J’aurais, par exemple, une ou un collègue de travail qui ferait
quelques fois par jour des prières, discrètement dans son
bureau, mais en quoi est-ce que cela me dérange? Mais ça
ne me dérange pas deux secondes. Pour moi, le respect de la
croyance religieuse, ça peut être l’exemple que je viens
d’évoquer. Mais, en même temps, si on vient me dire "dans
les bureaux de Québec solidaire, vous devez prévoir un
local pour permettre des temps de prières, disponible 18 heures
par jour à cette fin", eh bien je dirais que ça pose un
problème majeur, nous avons un tout petit local de quatre
pièces exiguës qui sont déjà trop petites
pour les activités que nous avons. Mais on essaierait de trouver
une façon pour que la personne en question puisse faire ses
prières.
Donc l’idée n’est pas de rouvrir la charte, l’idée (et
c’est ce que la commission d’enquête va déterminer) est de
savoir où est-ce que ça se termine? Et malheureusement,
les gens de Hérouxville sont allés beaucoup trop loin.

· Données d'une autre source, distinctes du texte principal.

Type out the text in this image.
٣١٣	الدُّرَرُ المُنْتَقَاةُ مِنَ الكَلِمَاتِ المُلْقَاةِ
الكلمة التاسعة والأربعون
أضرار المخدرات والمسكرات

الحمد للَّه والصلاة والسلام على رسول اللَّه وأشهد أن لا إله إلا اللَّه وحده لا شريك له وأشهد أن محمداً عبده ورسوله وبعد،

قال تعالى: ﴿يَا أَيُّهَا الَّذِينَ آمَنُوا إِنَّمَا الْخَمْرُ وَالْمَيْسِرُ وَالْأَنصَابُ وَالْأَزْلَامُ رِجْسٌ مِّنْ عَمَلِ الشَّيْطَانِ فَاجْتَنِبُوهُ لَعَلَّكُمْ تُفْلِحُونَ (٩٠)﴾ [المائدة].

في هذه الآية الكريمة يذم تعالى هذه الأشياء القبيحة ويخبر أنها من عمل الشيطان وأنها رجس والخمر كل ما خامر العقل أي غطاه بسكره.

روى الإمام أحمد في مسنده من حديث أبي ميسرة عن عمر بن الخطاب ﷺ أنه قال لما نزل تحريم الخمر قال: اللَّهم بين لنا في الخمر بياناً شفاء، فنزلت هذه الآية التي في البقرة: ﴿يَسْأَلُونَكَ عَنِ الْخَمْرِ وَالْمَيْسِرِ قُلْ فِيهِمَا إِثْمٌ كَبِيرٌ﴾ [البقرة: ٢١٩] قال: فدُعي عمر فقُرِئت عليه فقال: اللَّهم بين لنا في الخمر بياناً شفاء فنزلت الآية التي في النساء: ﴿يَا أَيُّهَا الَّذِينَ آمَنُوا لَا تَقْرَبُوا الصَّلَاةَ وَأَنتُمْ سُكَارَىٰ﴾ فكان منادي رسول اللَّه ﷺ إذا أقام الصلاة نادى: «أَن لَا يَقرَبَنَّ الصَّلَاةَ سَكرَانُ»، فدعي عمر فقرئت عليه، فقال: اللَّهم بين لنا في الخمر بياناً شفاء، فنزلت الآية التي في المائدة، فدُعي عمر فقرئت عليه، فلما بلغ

Avoir un code de vie qui stipule que dans notre village nous
interdisons la lapidation, je m’excuse mais il n’y a pas de lapidation
au Canada et au Québec.
Oui, c’est vrai qu’à Montréal, il y a des
problèmes à régler avec des franges minoritaires
(et j’insiste sur ce point) de certaines communautés, mais
grosso modo, à Montréal ça va bien.
NP: L’un des grands combats
idéologiques pour lequel il a été
nécessaire de mettre au monde QS est celui du
néolibéralisme. Comment votre formation politique, au
cours de la campagne électorale qui s’annonce, entend-elle faire
la démonstration à la population que ce dogme
économique représente une menace par rapport à
l’existence même de la démocratie?
FD: Je dirais d’abord que ça va être par nos engagements
électoraux. Lorsque nous affirmons que nous voulons nationaliser
l’énergie éolienne, cette thèse est
foncièrement anti-néolibérale. Un
néolibéral ne peut raisonner de cette manière: le
plus profit que possible, le plus vite possible et il faut à
tout prix satisfaire le promoteur. Ou encore, lorsque nous affirmons
qu’il faut protéger les milieux humides du Québec, quitte
à dire à certains promoteurs immobiliers: "Non, vous ne
pouvez pas construire à tel endroit" pour cette raison… alors
voyez-vous, c’est par des propositions concrètes que l’on pourra
faire des liens en disant aux gens: "Nous, nous proposons ça" et
eux, un certains nombre de lucides et de néolibéraux nous
affirment "et bien, vous travaillez donc plus et plus fort" ou ils
disent aux travailleurs "coupez donc vos salaires de 30% ça
serait formidable et votre usine va pouvoir rester ouverte"; ils nous
disent d’augmenter les frais de scolarité, les tarifs de
l’hydro-électricité, pour se dépêcher
à rembourser la dette publique. A tout cela, nous disons non.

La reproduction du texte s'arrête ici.